For more information check this article: <a href="https://kiwidamien.github.io/are-you-getting-burned-by-one-hot-encoding.html"> Are You Getting Burned By One-Hot Encoding? <a/>

First of all let's extract some useful information from `reservation_status_date` and then encode the `catg`.

In [None]:
# Extracting reservation

catg["reservation_status_date"] = pd.to_datetime(catg["reservation_status_date"])

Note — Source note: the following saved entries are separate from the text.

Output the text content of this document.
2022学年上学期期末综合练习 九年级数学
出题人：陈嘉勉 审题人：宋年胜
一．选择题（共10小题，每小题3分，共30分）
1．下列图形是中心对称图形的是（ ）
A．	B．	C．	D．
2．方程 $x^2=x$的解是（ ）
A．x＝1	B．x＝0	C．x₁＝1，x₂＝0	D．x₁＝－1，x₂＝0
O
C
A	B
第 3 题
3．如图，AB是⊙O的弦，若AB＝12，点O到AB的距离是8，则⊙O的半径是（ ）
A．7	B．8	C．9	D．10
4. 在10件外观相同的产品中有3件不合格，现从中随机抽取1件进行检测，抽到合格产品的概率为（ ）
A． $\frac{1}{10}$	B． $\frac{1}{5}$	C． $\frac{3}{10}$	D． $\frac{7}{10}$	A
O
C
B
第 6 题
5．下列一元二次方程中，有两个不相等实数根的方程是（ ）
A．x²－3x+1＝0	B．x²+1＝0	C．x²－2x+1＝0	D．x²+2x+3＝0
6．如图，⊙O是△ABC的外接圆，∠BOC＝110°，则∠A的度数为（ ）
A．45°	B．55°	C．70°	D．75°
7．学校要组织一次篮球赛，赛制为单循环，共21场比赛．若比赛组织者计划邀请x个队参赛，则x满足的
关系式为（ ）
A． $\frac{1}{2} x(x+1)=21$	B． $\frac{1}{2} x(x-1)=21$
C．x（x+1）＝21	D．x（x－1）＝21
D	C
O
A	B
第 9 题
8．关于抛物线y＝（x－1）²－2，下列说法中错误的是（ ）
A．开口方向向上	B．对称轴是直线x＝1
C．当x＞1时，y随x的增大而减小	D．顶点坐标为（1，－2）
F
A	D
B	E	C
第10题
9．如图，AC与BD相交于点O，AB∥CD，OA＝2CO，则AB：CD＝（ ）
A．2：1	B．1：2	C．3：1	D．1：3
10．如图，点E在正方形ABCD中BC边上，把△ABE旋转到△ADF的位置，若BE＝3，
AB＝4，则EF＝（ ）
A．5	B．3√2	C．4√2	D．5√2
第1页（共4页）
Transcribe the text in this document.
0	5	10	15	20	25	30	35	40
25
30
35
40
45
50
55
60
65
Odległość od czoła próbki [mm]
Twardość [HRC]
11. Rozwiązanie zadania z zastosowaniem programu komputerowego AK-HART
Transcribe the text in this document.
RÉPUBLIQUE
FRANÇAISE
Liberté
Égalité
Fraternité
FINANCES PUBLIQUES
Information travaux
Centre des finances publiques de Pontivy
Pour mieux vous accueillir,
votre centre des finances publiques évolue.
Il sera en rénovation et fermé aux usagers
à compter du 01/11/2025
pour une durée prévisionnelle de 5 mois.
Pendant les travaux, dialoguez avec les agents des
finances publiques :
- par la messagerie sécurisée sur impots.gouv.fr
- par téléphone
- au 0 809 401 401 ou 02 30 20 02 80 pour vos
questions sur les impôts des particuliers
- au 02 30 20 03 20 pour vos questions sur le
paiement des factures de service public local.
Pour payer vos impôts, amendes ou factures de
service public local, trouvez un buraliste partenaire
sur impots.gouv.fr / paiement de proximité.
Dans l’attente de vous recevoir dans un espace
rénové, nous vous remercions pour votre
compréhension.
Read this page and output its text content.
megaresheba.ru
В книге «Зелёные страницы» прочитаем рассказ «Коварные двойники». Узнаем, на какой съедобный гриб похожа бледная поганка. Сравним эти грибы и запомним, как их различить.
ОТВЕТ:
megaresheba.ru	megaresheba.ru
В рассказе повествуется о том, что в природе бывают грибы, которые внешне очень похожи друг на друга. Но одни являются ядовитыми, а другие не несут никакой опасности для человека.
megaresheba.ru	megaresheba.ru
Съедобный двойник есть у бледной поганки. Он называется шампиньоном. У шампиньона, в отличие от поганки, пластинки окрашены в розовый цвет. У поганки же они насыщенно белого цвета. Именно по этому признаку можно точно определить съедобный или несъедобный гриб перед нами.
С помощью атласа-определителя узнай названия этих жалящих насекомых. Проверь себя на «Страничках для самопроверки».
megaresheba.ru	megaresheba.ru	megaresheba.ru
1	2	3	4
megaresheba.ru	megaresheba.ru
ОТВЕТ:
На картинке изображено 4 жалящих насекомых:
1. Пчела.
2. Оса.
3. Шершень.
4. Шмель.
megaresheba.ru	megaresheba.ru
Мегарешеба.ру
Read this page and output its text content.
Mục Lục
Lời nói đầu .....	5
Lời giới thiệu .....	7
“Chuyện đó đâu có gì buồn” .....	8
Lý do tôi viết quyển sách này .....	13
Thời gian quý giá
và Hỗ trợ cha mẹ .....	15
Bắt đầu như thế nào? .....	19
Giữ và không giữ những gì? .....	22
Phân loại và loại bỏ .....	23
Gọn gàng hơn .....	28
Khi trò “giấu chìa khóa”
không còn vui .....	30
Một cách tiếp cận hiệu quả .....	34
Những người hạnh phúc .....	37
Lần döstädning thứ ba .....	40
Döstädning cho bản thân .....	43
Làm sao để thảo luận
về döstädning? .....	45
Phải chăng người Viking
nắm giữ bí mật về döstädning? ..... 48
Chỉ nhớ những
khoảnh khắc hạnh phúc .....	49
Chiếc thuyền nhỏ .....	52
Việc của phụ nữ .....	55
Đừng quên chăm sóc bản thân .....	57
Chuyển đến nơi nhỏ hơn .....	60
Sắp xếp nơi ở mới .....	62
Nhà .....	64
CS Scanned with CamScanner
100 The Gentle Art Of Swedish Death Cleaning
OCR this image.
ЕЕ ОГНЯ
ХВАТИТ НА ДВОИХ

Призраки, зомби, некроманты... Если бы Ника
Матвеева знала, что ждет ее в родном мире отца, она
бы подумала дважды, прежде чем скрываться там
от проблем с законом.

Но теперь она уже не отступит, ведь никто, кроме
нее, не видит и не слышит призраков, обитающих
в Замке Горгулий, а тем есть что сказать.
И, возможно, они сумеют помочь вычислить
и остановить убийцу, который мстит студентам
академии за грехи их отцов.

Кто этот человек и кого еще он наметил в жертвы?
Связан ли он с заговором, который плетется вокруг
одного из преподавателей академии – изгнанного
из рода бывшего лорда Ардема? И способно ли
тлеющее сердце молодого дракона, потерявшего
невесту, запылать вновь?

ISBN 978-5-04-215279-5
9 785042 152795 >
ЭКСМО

catg["year"] = catg["reservation_status_date"].dt.year
catg["month"] = catg["reservation_status_date"].dt.month
catg["day"] = catg["reservation_status_date"].dt.day

catg = catg.drop("reservation_status_date", axis = 1)

In [None]:
from sklearn.preprocessing import LabelEncoder

label = LabelEncoder()

columns = catg.columns
for col in columns:
    catg[col] = label.fit_transform(catg[col])
catg

In [None]:
catg = catg.drop(["agent"],axis =1)

In [None]:
X = catg.join(num).drop("adr",axis = 1)
y = df["is_canceled"]

## 9. Spliting features 

In [None]:
from sklearn.model_selection import train_test_split

X_train, X_test, y_train, y_test = train_test_split(X,y, test_size=0.33, random_state=42)

## 10. Creating the model

### 1. Decision Tree

In [None]:
from sklearn.tree import DecisionTreeClassifier

tree_model = DecisionTreeClassifier()
tree_model.fit(X_train, y_train)
y_pred = tree_model.predict(X_test)

In [None]:
from sklearn.metrics import confusion_matrix,classification_report

print(classification_report(y_test,y_pred))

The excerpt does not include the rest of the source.